Jakarta, Hari Sabtu 22 Agustus 2014 di Desa Wiromartan Kecamatan Mirit, Kebumen Jawa Tengah terjadi tindak kekerasan yang dilakukan aparat TNI terhadap para petani. Kekerasan tersebut mengakibatkan sejumlah petani mengalami luka parah.

Peristiwa ini merupakan rentetan konflik yang terjadi di Urutsewu terkait penguasaan tanah yang selama ini dikelola oleh para petani namun kemudian dipagari pihak TNI. Konflik tanah Urutsewu terjadi di sejumlah desa di pantai Kebumen Selatan, yaitu: Desa Ayamputih, Setrojenar, Bercong (Kecamatan Buluspesantren); Desa Entak, Kenoyojayan Ambal Resmi, Kaibon Petangkuran, Kaibon, Sumberjati, (Kecamatan Ambal); Mirit Petikusan, Mirit, Tlogodepok, Tlogopragoto, Lembupurwo, dan Wiromartan (Kecamatan Mirit).
Sudah sejak era kolonial, petani di desa-desa tersebut mendiami dan mengelola tanah yang panjangnya kurang lebih 22,5 km dan lebar 500 meter dari bibir pantai selatan. Di awal tahun 80-an, TNI menggunakan sejumlah lahan di Urutsewu untuk latihan perang.
Pada tahun 2007, TNI AD meluaskan klaimnya menjadi 1000 m dari garis pantai. Hal ini memicu perlawanan keras dari para petani. Kemudian, pada tahun 2008, TNI mengeluarkan Persetujuan Pemanfaatan Tanah TNI AD di Kecamatan Mirit untuk Penambangan Pasir Besi kepada PT Mitra Niagatama Cemerlang. Desa-desa yang termasuk ke dalam area izin eksplorasi adalah Mirit Petikusan, Mirit, Tlogo Depok, Tlogo Pragoto, Lembupurwo, dan Wiromartan. Pada tahun 2011, pemerintah mengeluarkan Izin Usaha Pertambangan Operasi Produksi kepada PT MNC selama 10 tahun di lahan seluas 591,07 ha dengan 317,48 ha.

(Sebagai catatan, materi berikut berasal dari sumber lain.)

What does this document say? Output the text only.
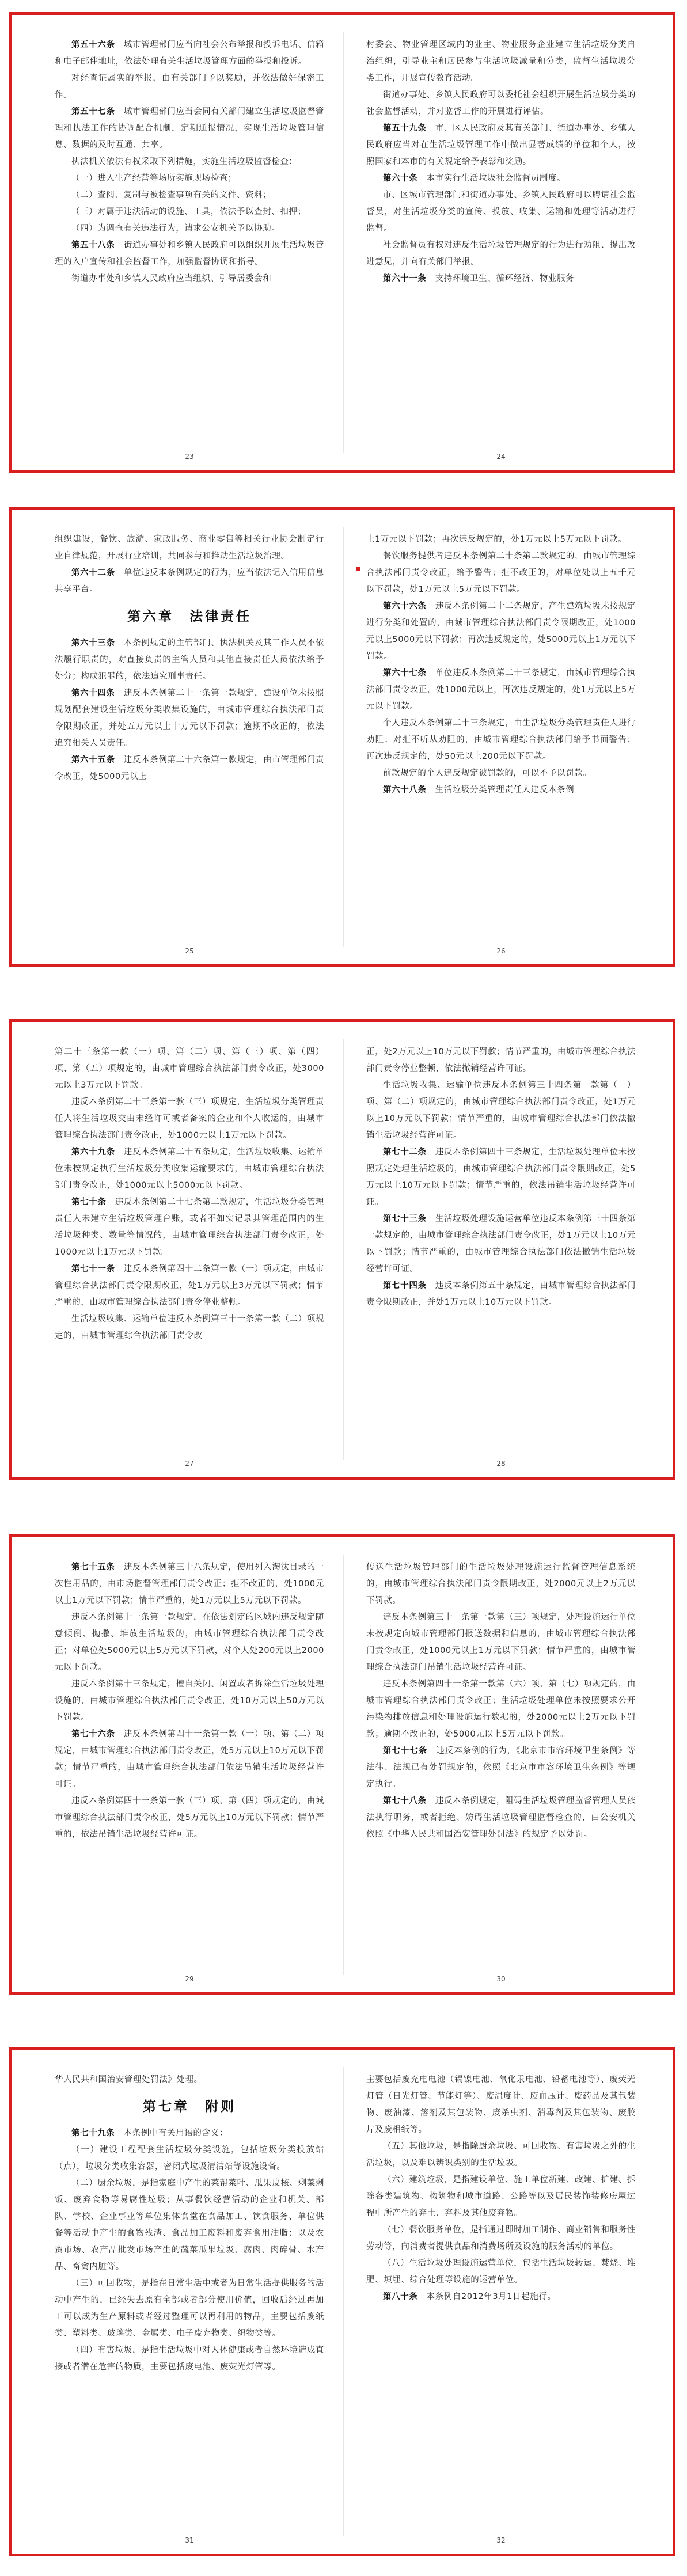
第五十六条　 城市管理部门应当向社会公布举报和投诉电话、信箱和电子邮件地址，依法处理有关生活垃圾管理方面的举报和投诉。

对经查证属实的举报，由有关部门予以奖励，并依法做好保密工作。

第五十七条　 城市管理部门应当会同有关部门建立生活垃圾监督管理和执法工作的协调配合机制，定期通报情况，实现生活垃圾管理信息、数据的及时互通、共享。

执法机关依法有权采取下列措施，实施生活垃圾监督检查：

（一）进入生产经营等场所实施现场检查；

（二）查阅、复制与被检查事项有关的文件、资料；

（三）对属于违法活动的设施、工具，依法予以查封、扣押；

（四）为调查有关违法行为，请求公安机关予以协助。

第五十八条　 街道办事处和乡镇人民政府可以组织开展生活垃圾管理的入户宣传和社会监督工作，加强监督协调和指导。

街道办事处和乡镇人民政府应当组织、引导居委会和

村委会、物业管理区域内的业主、物业服务企业建立生活垃圾分类自治组织，引导业主和居民参与生活垃圾减量和分类，监督生活垃圾分类工作，开展宣传教育活动。

街道办事处、乡镇人民政府可以委托社会组织开展生活垃圾分类的社会监督活动，并对监督工作的开展进行评估。

第五十九条　 市、区人民政府及其有关部门、街道办事处、乡镇人民政府应当对在生活垃圾管理工作中做出显著成绩的单位和个人，按照国家和本市的有关规定给予表彰和奖励。

第六十条　 本市实行生活垃圾社会监督员制度。

市、区城市管理部门和街道办事处、乡镇人民政府可以聘请社会监督员，对生活垃圾分类的宣传、投放、收集、运输和处理等活动进行监督。

社会监督员有权对违反生活垃圾管理规定的行为进行劝阻、提出改进意见，并向有关部门举报。

第六十一条　 支持环境卫生、循环经济、物业服务

23	24

组织建设，餐饮、旅游、家政服务、商业零售等相关行业协会制定行业自律规范，开展行业培训，共同参与和推动生活垃圾治理。

第六十二条　 单位违反本条例规定的行为，应当依法记入信用信息共享平台。

第六章　法律责任

第六十三条　 本条例规定的主管部门、执法机关及其工作人员不依法履行职责的，对直接负责的主管人员和其他直接责任人员依法给予处分；构成犯罪的，依法追究刑事责任。

第六十四条　 违反本条例第二十一条第一款规定，建设单位未按照规划配套建设生活垃圾分类收集设施的，由城市管理综合执法部门责令限期改正，并处五万元以上十万元以下罚款；逾期不改正的，依法追究相关人员责任。

第六十五条　 违反本条例第二十六条第一款规定，由市管理部门责令改正，处5000元以上

上1万元以下罚款；再次违反规定的，处1万元以上5万元以下罚款。

餐饮服务提供者违反本条例第二十条第二款规定的，由城市管理综合执法部门责令改正，给予警告；拒不改正的，对单位处以上五千元以下罚款，处1万元以上5万元以下罚款。

第六十六条　 违反本条例第二十二条规定，产生建筑垃圾未按规定进行分类和处置的，由城市管理综合执法部门责令限期改正，处1000元以上5000元以下罚款；再次违反规定的，处5000元以上1万元以下罚款。

第六十七条　 单位违反本条例第二十三条规定，由城市管理综合执法部门责令改正，处1000元以上，再次违反规定的，处1万元以上5万元以下罚款。

个人违反本条例第二十三条规定，由生活垃圾分类管理责任人进行劝阻；对拒不听从劝阻的，由城市管理综合执法部门给予书面警告；再次违反规定的，处50元以上200元以下罚款。

前款规定的个人违反规定被罚款的，可以不予以罚款。

第六十八条　 生活垃圾分类管理责任人违反本条例

25	26

第二十三条第一款（一）项、第（二）项、第（三）项、第（四）项、第（五）项规定的，由城市管理综合执法部门责令改正，处3000元以上3万元以下罚款。

违反本条例第二十三条第一款（三）项规定，生活垃圾分类管理责任人将生活垃圾交由未经许可或者备案的企业和个人收运的，由城市管理综合执法部门责令改正，处1000元以上1万元以下罚款。

第六十九条　 违反本条例第二十五条规定，生活垃圾收集、运输单位未按规定执行生活垃圾分类收集运输要求的，由城市管理综合执法部门责令改正，处1000元以上5000元以下罚款。

第七十条　 违反本条例第二十七条第二款规定，生活垃圾分类管理责任人未建立生活垃圾管理台账，或者不如实记录其管理范围内的生活垃圾种类、数量等情况的，由城市管理综合执法部门责令改正，处1000元以上1万元以下罚款。

第七十一条　 违反本条例第四十二条第一款（一）项规定，由城市管理综合执法部门责令限期改正，处1万元以上3万元以下罚款；情节严重的，由城市管理综合执法部门责令停业整顿。

生活垃圾收集、运输单位违反本条例第三十一条第一款（二）项规定的，由城市管理综合执法部门责令改

正，处2万元以上10万元以下罚款；情节严重的，由城市管理综合执法部门责令停业整顿，依法撤销经营许可证。

生活垃圾收集、运输单位违反本条例第三十四条第一款第（一）项、第（二）项规定的，由城市管理综合执法部门责令改正，处1万元以上10万元以下罚款；情节严重的，由城市管理综合执法部门依法撤销生活垃圾经营许可证。

第七十二条　 违反本条例第四十三条规定，生活垃圾处理单位未按照规定处理生活垃圾的，由城市管理综合执法部门责令限期改正，处5万元以上10万元以下罚款；情节严重的，依法吊销生活垃圾经营许可证。

第七十三条　 生活垃圾处理设施运营单位违反本条例第三十四条第一款规定的，由城市管理综合执法部门责令改正，处1万元以上10万元以下罚款；情节严重的，由城市管理综合执法部门依法撤销生活垃圾经营许可证。

第七十四条　 违反本条例第五十条规定，由城市管理综合执法部门责令限期改正，并处1万元以上10万元以下罚款。

27	28

第七十五条　 违反本条例第三十八条规定，使用列入淘汰目录的一次性用品的，由市场监督管理部门责令改正；拒不改正的，处1000元以上1万元以下罚款；情节严重的，处1万元以上5万元以下罚款。

违反本条例第十一条第一款规定，在依法划定的区域内违反规定随意倾倒、抛撒、堆放生活垃圾的，由城市管理综合执法部门责令改正；对单位处5000元以上5万元以下罚款，对个人处200元以上2000元以下罚款。

违反本条例第十三条规定，擅自关闭、闲置或者拆除生活垃圾处理设施的，由城市管理综合执法部门责令改正，处10万元以上50万元以下罚款。

第七十六条　 违反本条例第四十一条第一款（一）项、第（二）项规定，由城市管理综合执法部门责令改正，处5万元以上10万元以下罚款；情节严重的，由城市管理综合执法部门依法吊销生活垃圾经营许可证。

违反本条例第四十一条第一款（三）项、第（四）项规定的，由城市管理综合执法部门责令改正，处5万元以上10万元以下罚款；情节严重的，依法吊销生活垃圾经营许可证。

传送生活垃圾管理部门的生活垃圾处理设施运行监督管理信息系统的，由城市管理综合执法部门责令限期改正，处2000元以上2万元以下罚款。

违反本条例第三十一条第一款第（三）项规定，处理设施运行单位未按规定向城市管理部门报送数据和信息的，由城市管理综合执法部门责令改正，处1000元以上1万元以下罚款；情节严重的，由城市管理综合执法部门吊销生活垃圾经营许可证。

违反本条例第四十一条第一款第（六）项、第（七）项规定的，由城市管理综合执法部门责令改正；生活垃圾处理单位未按照要求公开污染物排放信息和处理设施运行数据的，处2000元以上2万元以下罚款；逾期不改正的，处5000元以上5万元以下罚款。

第七十七条　 违反本条例的行为，《北京市市容环境卫生条例》等法律、法规已有处罚规定的，依照《北京市市容环境卫生条例》等规定执行。

第七十八条　 违反本条例规定，阻碍生活垃圾管理监督管理人员依法执行职务，或者拒绝、妨碍生活垃圾管理监督检查的，由公安机关依照《中华人民共和国治安管理处罚法》的规定予以处罚。

29	30

华人民共和国治安管理处罚法》处理。

第七章　附则

第七十九条　 本条例中有关用语的含义：

（一）建设工程配套生活垃圾分类设施，包括垃圾分类投放站（点），垃圾分类收集容器，密闭式垃圾清洁站等设施设备。

（二）厨余垃圾，是指家庭中产生的菜帮菜叶、瓜果皮核、剩菜剩饭、废弃食物等易腐性垃圾；从事餐饮经营活动的企业和机关、部队、学校、企业事业等单位集体食堂在食品加工、饮食服务、单位供餐等活动中产生的食物残渣、食品加工废料和废弃食用油脂；以及农贸市场、农产品批发市场产生的蔬菜瓜果垃圾、腐肉、肉碎骨、水产品、畜禽内脏等。

（三）可回收物，是指在日常生活中或者为日常生活提供服务的活动中产生的，已经失去原有全部或者部分使用价值，回收后经过再加工可以成为生产原料或者经过整理可以再利用的物品，主要包括废纸类、塑料类、玻璃类、金属类、电子废弃物类、织物类等。

（四）有害垃圾，是指生活垃圾中对人体健康或者自然环境造成直接或者潜在危害的物质，主要包括废电池、废荧光灯管等。

主要包括废充电电池（镉镍电池、氧化汞电池、铅蓄电池等）、废荧光灯管（日光灯管、节能灯等）、废温度计、废血压计、废药品及其包装物、废油漆、溶剂及其包装物、废杀虫剂、消毒剂及其包装物、废胶片及废相纸等。

（五）其他垃圾，是指除厨余垃圾、可回收物、有害垃圾之外的生活垃圾，以及难以辨识类别的生活垃圾。

（六）建筑垃圾，是指建设单位、施工单位新建、改建、扩建、拆除各类建筑物、构筑物和城市道路、公路等以及居民装饰装修房屋过程中所产生的弃土、弃料及其他废弃物。

（七）餐饮服务单位，是指通过即时加工制作、商业销售和服务性劳动等，向消费者提供食品和消费场所及设施的服务活动的单位。

（八）生活垃圾处理设施运营单位，包括生活垃圾转运、焚烧、堆肥、填埋、综合处理等设施的运营单位。

第八十条　 本条例自2012年3月1日起施行。

31	32
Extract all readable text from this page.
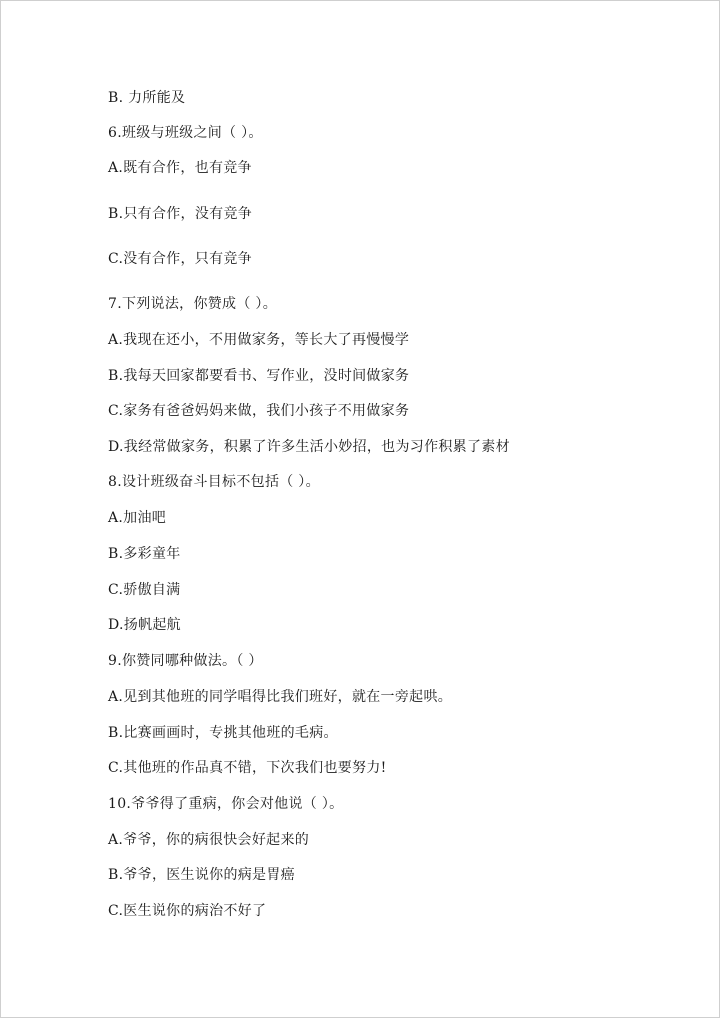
B. 力所能及
6.班级与班级之间（ ）。
A.既有合作，也有竞争
B.只有合作，没有竞争
C.没有合作，只有竞争
7.下列说法，你赞成（ ）。
A.我现在还小，不用做家务，等长大了再慢慢学
B.我每天回家都要看书、写作业，没时间做家务
C.家务有爸爸妈妈来做，我们小孩子不用做家务
D.我经常做家务，积累了许多生活小妙招，也为习作积累了素材
8.设计班级奋斗目标不包括（ ）。
A.加油吧
B.多彩童年
C.骄傲自满
D.扬帆起航
9.你赞同哪种做法。（ ）
A.见到其他班的同学唱得比我们班好，就在一旁起哄。
B.比赛画画时，专挑其他班的毛病。
C.其他班的作品真不错，下次我们也要努力!
10.爷爷得了重病，你会对他说（ ）。
A.爷爷，你的病很快会好起来的
B.爷爷，医生说你的病是胃癌
C.医生说你的病治不好了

Pada Desember 2013, TNI AD melakukan pemagaran dan sudah merambah 2 desa di Kecamatan Mirit, yaitu Desa Tlogodepok dan Mirit Petikusan. Hal ini ditentang keras oleh para petani dan berujung pada sejumlah bentrokan. Terakhir, adalah kekerasan yang terjadi pada tangal 22 Agustus 2015 lalu.
Berkenaan dengan kejadian tesebut, Jaringan Gusdurian melalui rilis yang diterima
NU Online, Jumat (28/8) menyerukan:
- Mengutuk kekerasan yang dilakukan aparat TNI terhadap para petani Urutsewu. Hal itu menunjukkan TNI masih mempunyai watak rezim Orde Baru yang menganggap rakyat sebagai musuh, bukan warga yang harus dilindungi.
Meminta TNI menghentikan pemagaran atas tanah yang selama ini dimiliki warga dan tidak melakukan kesepakatan bisnis dengan perusahaan tambang. TNI harus tunduk Undang-Undang No.34/2004 dan menjadi tentara profesional yang tidak berpolitik praktis, tidak berbisnis,serta mengikuti kebijakan politik negara yang menganut prinsip demokrasi, supremasi sipil, hak asasi manusia, ketentuan hukum nasional.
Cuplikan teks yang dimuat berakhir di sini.